Mark Jouby comes from Aleppo, Syria and is twenty-six years old. He came to Italy a few months ago, to study audiometry through an internship at a company in Trent which produces hearing aids for deaf people. In fact, Mark’s family, which is hard-of-hearing, began a School for Deaf Children (EHIS) in the city of Aleppo in 2005.
“I’m hard-of-earing. I didn’t speak Italian when I arrived here and, with the mask covered my mouth, it was hard for me to understand words,” Mark explains in good Italian with a sweet sound that betrays his mother tongue of Arabic. “So, I went through a very difficult period. Then, in December, the family that was hosting me in Trent, my second family, proposed spending the Christmas and New Year’s vacation in Loppiano, and I immediately said yes.”
Thus, Mark arrived at the Project Young People where he began to live in a house with other young people from many different places: Brazil, Korea, Italy and him from Syria. Living together was not always so simple, even though they came prepared for that, ready to experience different cultures. “It’s not easy, not easy at all, because we’re also different in our way of loving. Each person has to lose his time, the things he loves, his own habits, for the sake of the others, and this is not always easy. . .” he explains with a big smile that reveals the other side of the coin. “But, for me this is something that many should experience, because when we are open to the rest of the world, to the other cultures, we are given an opportunity: the opportunity of understanding that the world is bigger than us. . .”

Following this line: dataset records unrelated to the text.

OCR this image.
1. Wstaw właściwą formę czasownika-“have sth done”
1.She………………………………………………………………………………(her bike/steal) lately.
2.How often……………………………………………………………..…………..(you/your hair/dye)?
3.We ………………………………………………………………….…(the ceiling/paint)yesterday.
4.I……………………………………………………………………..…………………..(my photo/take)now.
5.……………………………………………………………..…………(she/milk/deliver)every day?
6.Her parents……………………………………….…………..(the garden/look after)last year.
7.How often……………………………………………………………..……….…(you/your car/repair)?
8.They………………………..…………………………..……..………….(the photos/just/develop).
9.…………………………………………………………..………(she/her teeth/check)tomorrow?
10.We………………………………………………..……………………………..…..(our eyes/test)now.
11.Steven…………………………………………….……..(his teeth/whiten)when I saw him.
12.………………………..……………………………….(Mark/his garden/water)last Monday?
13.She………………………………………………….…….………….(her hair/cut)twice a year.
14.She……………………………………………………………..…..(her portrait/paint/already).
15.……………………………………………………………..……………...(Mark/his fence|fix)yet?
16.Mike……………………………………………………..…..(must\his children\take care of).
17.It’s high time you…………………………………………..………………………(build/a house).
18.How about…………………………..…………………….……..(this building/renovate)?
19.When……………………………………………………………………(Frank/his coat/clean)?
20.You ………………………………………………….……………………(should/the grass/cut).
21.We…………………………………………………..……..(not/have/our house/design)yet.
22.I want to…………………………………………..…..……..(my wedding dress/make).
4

Mark has been at Loppiano for a little over two months, but he says he is learning much, to the point of saying that something has even changed in his own personality: “Because life when you’re alone is not the same as life with other people. There are many things that I don’t do, out of respect for the others. And I also understood something that seemed very strange to me: when we do an act of love toward someone, this might not always really be for the good of the others. Hence, the importance of opening oneself, sharing in one another’s joys and sorrows, talking with each other – because this is the only way to come to know what the good is for the other person.”

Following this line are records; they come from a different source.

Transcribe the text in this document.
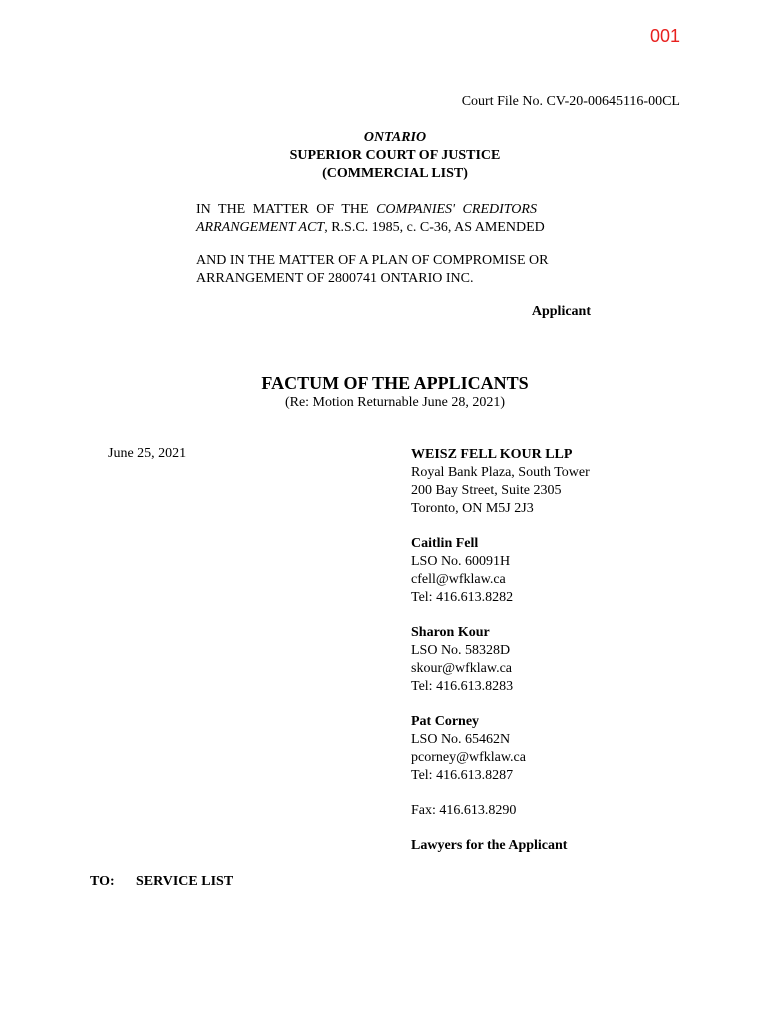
001
Court File No. CV-20-00645116-00CL
ONTARIO
SUPERIOR COURT OF JUSTICE
(COMMERCIAL LIST)
IN THE MATTER OF THE COMPANIES' CREDITORS
ARRANGEMENT ACT, R.S.C. 1985, c. C-36, AS AMENDED
AND IN THE MATTER OF A PLAN OF COMPROMISE OR
ARRANGEMENT OF 2800741 ONTARIO INC.
Applicant
FACTUM OF THE APPLICANTS
(Re: Motion Returnable June 28, 2021)
June 25, 2021	WEISZ FELL KOUR LLP
Royal Bank Plaza, South Tower
200 Bay Street, Suite 2305
Toronto, ON M5J 2J3
Caitlin Fell
LSO No. 60091H
cfell@wfklaw.ca
Tel: 416.613.8282
Sharon Kour
LSO No. 58328D
skour@wfklaw.ca
Tel: 416.613.8283
Pat Corney
LSO No. 65462N
pcorney@wfklaw.ca
Tel: 416.613.8287
Fax: 416.613.8290
Lawyers for the Applicant
TO: SERVICE LIST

Mark will return to Trent in a few weeks and, from there, to Syria: “Right now life is very hard in my country because of the economic crisis. I lived through the war and know very well the problems my country is living through, but I’ll return to Syria. I’m not in Italy to live better. Obviously, things are better here. But in my country there is need, and I will go back: If I can help one person or do something for the deaf children, that would be a great gift for me.” He concludes: “God is always there. I believe that my country will one day return great and all of you will be able to see another side of Syria and you will all be welcome!”
We are obliged to ask: Mark, how would you define Loppiano? What is this Mariapolis for you?

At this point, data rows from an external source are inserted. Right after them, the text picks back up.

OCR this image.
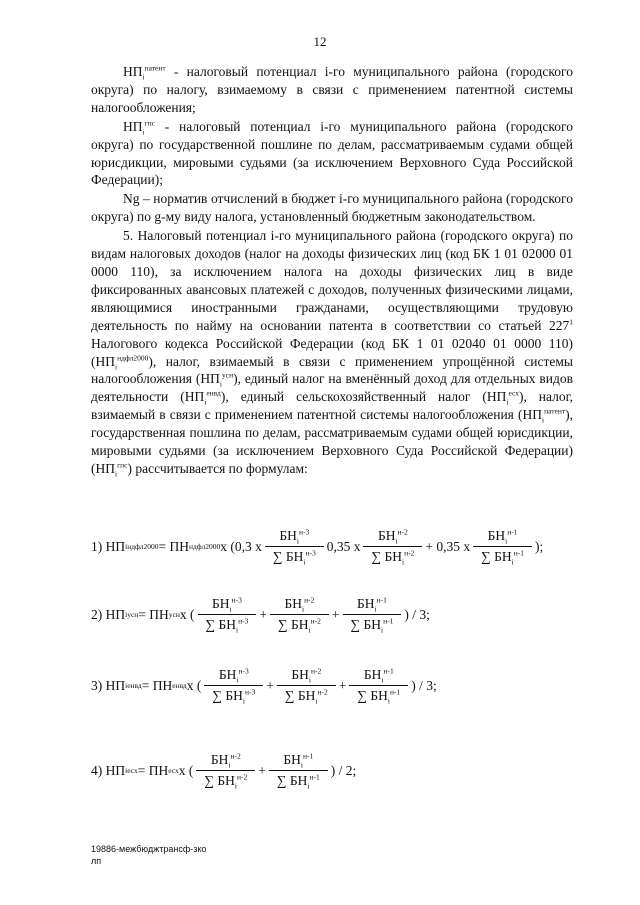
12

$НП_i^{патент}$ - налоговый потенциал i-го муниципального района (городского округа) по налогу, взимаемому в связи с применением патентной системы налогообложения;

$НП_i^{гпс}$ - налоговый потенциал i-го муниципального района (городского округа) по государственной пошлине по делам, рассматриваемым судами общей юрисдикции, мировыми судьями (за исключением Верховного Суда Российской Федерации);

Ng – норматив отчислений в бюджет i-го муниципального района (городского округа) по g-му виду налога, установленный бюджетным законодательством.

5. Налоговый потенциал i-го муниципального района (городского округа) по видам налоговых доходов (налог на доходы физических лиц (код БК 1 01 02000 01 0000 110), за исключением налога на доходы физических лиц в виде фиксированных авансовых платежей с доходов, полученных физическими лицами, являющимися иностранными гражданами, осуществляющими трудовую деятельность по найму на основании патента в соответствии со статьей $227^1$ Налогового кодекса Российской Федерации (код БК 1 01 02040 01 0000 110) $(НП_i^{ндфл2000})$, налог, взимаемый в связи с применением упрощённой системы налогообложения $(НП_i^{усн})$, единый налог на вменённый доход для отдельных видов деятельности $(НП_i^{енвд})$, единый сельскохозяйственный налог $(НП_i^{есх})$, налог, взимаемый в связи с применением патентной системы налогообложения $(НП_i^{патент})$, государственная пошлина по делам, рассматриваемым судами общей юрисдикции, мировыми судьями (за исключением Верховного Суда Российской Федерации) $(НП_i^{гпс})$ рассчитывается по формулам:

1) НП i ндфл2000 = ПН ндфл2000 x (0,3 x $\frac{БН_i^{н-3}}{\sum БН_i^{н-3}} 0,35$ x $\frac{БН_i^{н-2}}{\sum БН_i^{н-2}} + 0,35$ x $\frac{БН_i^{н-1}}{\sum БН_i^{н-1}}$ );
2) НП i усн = ПН усн x ( $\frac{БН_i^{н-3}}{\sum БН_i^{н-3}} + \frac{БН_i^{н-2}}{\sum БН_i^{н-2}} + \frac{БН_i^{н-1}}{\sum БН_i^{н-1}}$ ) / 3;
3) НП i енвд = ПН енвд x ( $\frac{БН_i^{н-3}}{\sum БН_i^{н-3}} + \frac{БН_i^{н-2}}{\sum БН_i^{н-2}} + \frac{БН_i^{н-1}}{\sum БН_i^{н-1}}$ ) / 3;
4) НП i есх = ПН есх x ( $\frac{БН_i^{н-2}}{\sum БН_i^{н-2}} + \frac{БН_i^{н-1}}{\sum БН_i^{н-1}}$ ) / 2;
19886-межбюджтрансф-зко
лп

He answered without hesitation: “Loppiano is a place where you can learn the meaning of this phrase: “Jesus in the Midst”. Because here we decide together, think and live together. This is like a paradise, a great opportunity. Loppiano is also a place of peace. Of course, we all know that it’s not like that out there. . . but this can be a place where you are strengthened, where you find the courage to carry on living for peace – even out there.
EHIS and the Emergency Syria Program’s Seeds of Hope
Action for a United World (AMU) supports EHIS for deaf children, who are not allowed to attend public or private schools. The school was begun in 2005 by Mark’s parents, John and Vivian. Their story is explained in the article Da Aleppo riparte la speranza. Thanks to the Seeds of Hope Program, 50 children will receive support for speech therapy, and 100 children will attend school. EHIS also provides intervention for 40 external people with pronunciation problems and for 70 people who are in need of support for hearing function.